When one enters their university years, they are faced with independence and self-responsibility as they move away from home and start to live on their own. This transition can often be challenging and this is especially true for young Jews. All young Jewish people in their university years have to decide what their Judaism means to them because of the step away that they take from the other people in their lives at this time. Many young Jews also move into an unfamiliar city with no ties to any of the Jewish communities there and this can make it harder for young Jews to continue being involved in their Jewish community. These cities may not even have a substantial Jewish community. It is true that nowadays, more and more universities and colleges can be found to have a Jewish community, however being Jewish at this time in life can be very difficult due to the sense of isolation that comes with being on your own for the first time.
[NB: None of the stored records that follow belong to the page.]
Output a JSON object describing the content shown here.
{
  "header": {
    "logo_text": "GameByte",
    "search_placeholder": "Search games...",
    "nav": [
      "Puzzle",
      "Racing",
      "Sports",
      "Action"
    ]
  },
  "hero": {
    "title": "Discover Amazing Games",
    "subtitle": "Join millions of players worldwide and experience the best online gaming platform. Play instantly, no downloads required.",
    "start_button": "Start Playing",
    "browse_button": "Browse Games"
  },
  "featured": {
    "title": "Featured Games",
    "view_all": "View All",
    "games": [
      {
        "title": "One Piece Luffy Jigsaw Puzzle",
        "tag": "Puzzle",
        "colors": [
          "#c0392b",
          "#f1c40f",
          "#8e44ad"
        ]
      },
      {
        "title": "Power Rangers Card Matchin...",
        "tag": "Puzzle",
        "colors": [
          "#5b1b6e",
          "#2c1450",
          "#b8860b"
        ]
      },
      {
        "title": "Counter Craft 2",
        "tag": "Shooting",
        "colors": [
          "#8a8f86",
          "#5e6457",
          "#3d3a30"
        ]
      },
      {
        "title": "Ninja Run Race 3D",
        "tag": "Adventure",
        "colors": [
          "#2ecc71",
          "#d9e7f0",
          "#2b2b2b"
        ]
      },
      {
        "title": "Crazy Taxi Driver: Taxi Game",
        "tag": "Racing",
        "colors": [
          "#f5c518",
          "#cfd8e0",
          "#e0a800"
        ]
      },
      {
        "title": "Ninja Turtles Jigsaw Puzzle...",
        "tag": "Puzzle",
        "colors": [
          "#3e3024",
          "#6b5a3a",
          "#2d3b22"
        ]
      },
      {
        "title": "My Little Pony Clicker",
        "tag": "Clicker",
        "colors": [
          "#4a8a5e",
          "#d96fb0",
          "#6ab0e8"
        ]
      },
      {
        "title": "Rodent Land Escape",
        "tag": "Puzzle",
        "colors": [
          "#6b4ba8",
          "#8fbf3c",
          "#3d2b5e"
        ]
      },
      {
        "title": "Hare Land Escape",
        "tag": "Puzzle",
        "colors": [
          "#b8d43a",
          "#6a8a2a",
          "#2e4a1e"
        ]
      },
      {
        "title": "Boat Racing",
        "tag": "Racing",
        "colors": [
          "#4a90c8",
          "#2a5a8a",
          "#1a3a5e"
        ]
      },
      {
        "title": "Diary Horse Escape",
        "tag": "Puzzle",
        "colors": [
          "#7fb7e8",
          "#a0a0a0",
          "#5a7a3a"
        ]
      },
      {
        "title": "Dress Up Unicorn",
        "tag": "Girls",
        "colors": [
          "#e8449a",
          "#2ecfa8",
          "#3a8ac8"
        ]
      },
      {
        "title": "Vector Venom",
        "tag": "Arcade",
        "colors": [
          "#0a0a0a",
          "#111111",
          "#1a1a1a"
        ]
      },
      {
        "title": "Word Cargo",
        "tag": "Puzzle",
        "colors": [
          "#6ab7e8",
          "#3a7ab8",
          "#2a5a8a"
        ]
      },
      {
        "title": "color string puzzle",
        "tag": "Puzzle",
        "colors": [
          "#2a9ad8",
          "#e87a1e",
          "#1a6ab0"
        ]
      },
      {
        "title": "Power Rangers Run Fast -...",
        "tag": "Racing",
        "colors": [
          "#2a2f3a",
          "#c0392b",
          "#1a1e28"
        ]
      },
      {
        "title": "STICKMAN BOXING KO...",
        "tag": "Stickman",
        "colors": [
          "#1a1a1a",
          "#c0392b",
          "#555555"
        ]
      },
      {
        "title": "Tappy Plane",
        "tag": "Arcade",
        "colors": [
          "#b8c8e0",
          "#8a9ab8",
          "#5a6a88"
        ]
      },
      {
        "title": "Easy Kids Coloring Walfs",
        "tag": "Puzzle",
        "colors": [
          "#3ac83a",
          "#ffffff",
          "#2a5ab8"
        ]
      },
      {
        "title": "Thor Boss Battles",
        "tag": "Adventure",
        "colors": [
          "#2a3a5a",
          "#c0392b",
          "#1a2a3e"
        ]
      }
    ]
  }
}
As young Jewish people leave for university, they may no longer have friends or family telling them how to be Jewish. There is no one making sure they light candles on Shabbat, or keep kosher, or go to services. This means they must actively decide for themselves what practices they will keep. Jews in their university years may become separated from most of their former Jewish community and are forced to make their own decisions about what being Jewish means to them.

When young Jews leave home for university in another city, they find themselves in a new place with no connections to the Jewish community located there. Trying to find a place in a new Jewish community can be a daunting task, and many Jews in their university years don’t find a Jewish community as a result. This can make being Jewish feel isolating because of the essential role community plays in Judaism.

Some Jews in their university years also simply lack the tools to continue to uphold specific Jewish practices. This could be due to the lack of a Jewish community within their university or city that makes simple Jewish customs a struggle to keep. For example, If there is nowhere in their city to buy kosher-for-Passover food that presents the problem of whether or not they can continue to keep kosher during Passover. The absence of Judaism in the particular town or city that university students have moved to can be a problem when completing the most basic Jewish customs.

I am glad that I have had a Jewish education, and I think that attending religious school since kindergarten has prepared me to face these challenges as I move off to university in a few years. Learning about Judaism at Holy Blossom has taught me what being Jewish means, and I now understand how I want to continue to connect with the Jewish community as I move away for university. My Jewish education has equipped me with the knowledge to confidently make decisions about my Jewish identity. My connection to Judaism wouldn’t be nearly as strong if I hadn’t attended religious school.